Cuando el primer Range Rover apareció en 1970, revolucionó el concepto de vehículo de lujo al combinar el confort propio de un automóvil premium con unas capacidades todoterreno que permitían abandonar el asfalto. Con el tiempo, además, se convirtió en un auténtico símbolo de estatus.
Ahora llega una nueva transformación, pero esta vez se produce principalmente bajo la carrocería. El primer Range Rover 100% eléctrico busca llevar el refinamiento del modelo a un nuevo nivel, especialmente gracias a una marcha extremadamente silenciosa.
El nuevo Range Rover eléctrico no sustituye inicialmente a toda la gama. Se incorpora a una oferta que ya incluye motores de combustión, sistemas mild hybrid y versiones híbridas enchufables.
Además, los clientes que busquen una configuración todavía más exclusiva pueden optar por la First Edition, aunque su producción estará limitada a 2.500 unidades para todo el mundo. Los pedidos de la versión eléctrica ya están disponibles.
Visualmente, los cambios respecto a los Range Rover convencionales son muy discretos. El modelo eléctrico incorpora un frontal más cerrado, nuevas llantas y revestimientos aerodinámicos en los bajos, elementos que permanecen prácticamente ocultos a simple vista.
Inicialmente se ofrecerá únicamente con la carrocería corta, que mide 5,05 metros de longitud y dispone de cinco plazas. Más adelante llegará la versión larga, de 5,25 metros y hasta siete asientos, ampliando todavía más las posibilidades del SUV británico.
El desarrollo del Range Rover eléctrico ha dado lugar a cerca de 300 patentes, entre ellas un avanzado sistema inteligente de gestión térmica. Su función es controlar diferentes elementos para mejorar el funcionamiento del vehículo en distintas condiciones.
Según la marca, esta tecnología puede aportar hasta 40 kilómetros adicionales de autonomía, además de optimizar la velocidad de carga, prolongar la vida útil de la batería y mantener las prestaciones cuando las temperaturas son extremas. El consumo energético destinado a la calefacción también se ha reducido en un 40%.
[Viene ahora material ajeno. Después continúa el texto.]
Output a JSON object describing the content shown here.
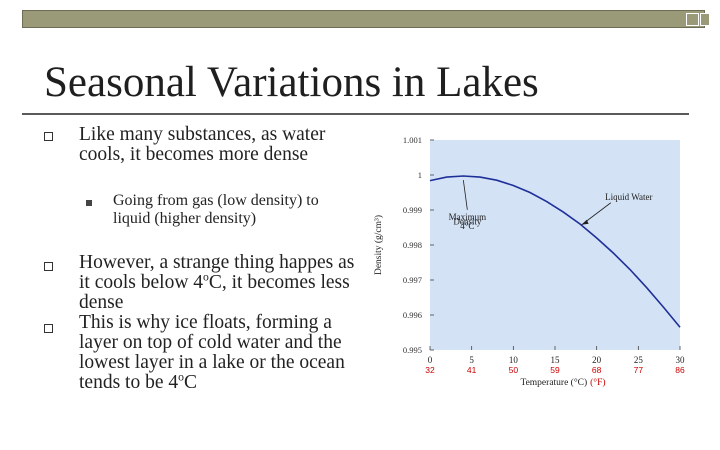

Range Rover no ha buscado cifras de potencia desorbitadas con su nuevo eléctrico. La gama contempla configuraciones de 449 y 550 CV, consideradas suficientes para mover con soltura un SUV que alcanza aproximadamente 2,8 toneladas de peso.
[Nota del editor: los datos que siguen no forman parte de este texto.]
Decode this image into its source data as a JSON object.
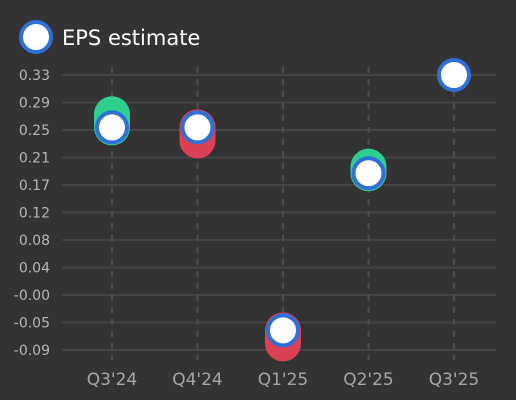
{
  "chart_data": {
    "type": "scatter",
    "categories": [
      "Q3'24",
      "Q4'24",
      "Q1'25",
      "Q2'25",
      "Q3'25"
    ],
    "series": [
      {
        "name": "EPS estimate",
        "values": [
          0.25,
          0.25,
          -0.06,
          0.18,
          0.33
        ]
      }
    ],
    "actual_values": [
      0.27,
      0.23,
      -0.08,
      0.19,
      null
    ],
    "y_ticks": [
      "0.33",
      "0.29",
      "0.25",
      "0.21",
      "0.17",
      "0.12",
      "0.08",
      "0.04",
      "-0.00",
      "-0.05",
      "-0.09"
    ],
    "ylim": [
      -0.09,
      0.33
    ],
    "grid": true,
    "legend_position": "top-left"
  },
  "colors": {
    "background": "#333333",
    "grid": "#444444",
    "estimate_fill": "#ffffff",
    "estimate_stroke": "#2f6fd6",
    "beat": "#2ecf8f",
    "miss": "#db4055"
  }
}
La autonomía anunciada llega hasta 600 kilómetros, una cifra que permite utilizar el Range Rover eléctrico tanto en desplazamientos diarios como en viajes de larga distancia sin renunciar a las prestaciones esperadas de un modelo de este tamaño.
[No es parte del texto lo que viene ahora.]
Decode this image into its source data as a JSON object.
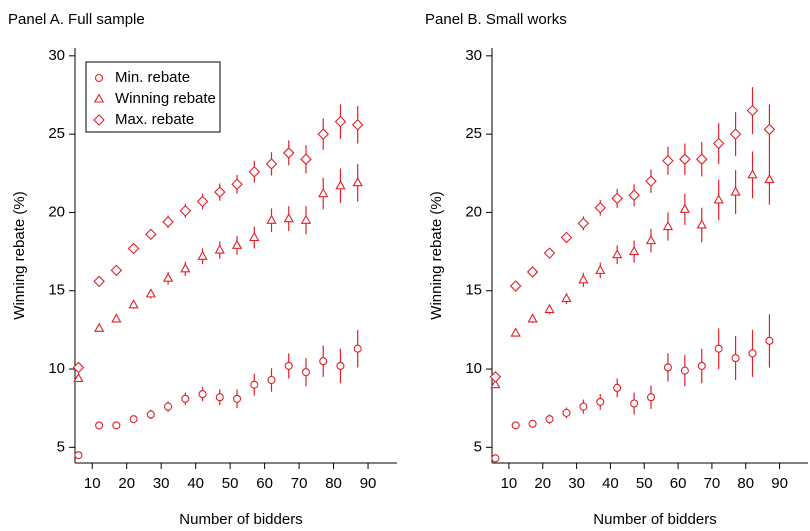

La llegada de la propulsión eléctrica apenas modifica una de las características históricas del Range Rover: su capacidad para enfrentarse a terrenos complicados. La arquitectura eléctrica permite disponer de tracción integral con respuesta instantánea, aprovechando el control independiente de la entrega de potencia.
De esta manera, la electrificación no se limita a mejorar el silencio y el refinamiento del SUV, sino que también mantiene el enfoque todoterreno que ha acompañado al Range Rover desde sus orígenes.
Entre las tecnologías de asistencia destaca el sistema Single Pedal, que permite conducir utilizando prácticamente solo el pedal del acelerador. La gestión de la entrega de potencia y la deceleración busca proporcionar un control especialmente preciso en situaciones donde la suavidad resulta fundamental.
Esta tecnología permite realizar arranques suaves en pendientes de hasta 33 grados y afrontar ascensos en movimiento de hasta 45 grados, unas cifras que muestran cómo Range Rover ha intentado combinar la conducción eléctrica con las exigencias del todoterreno.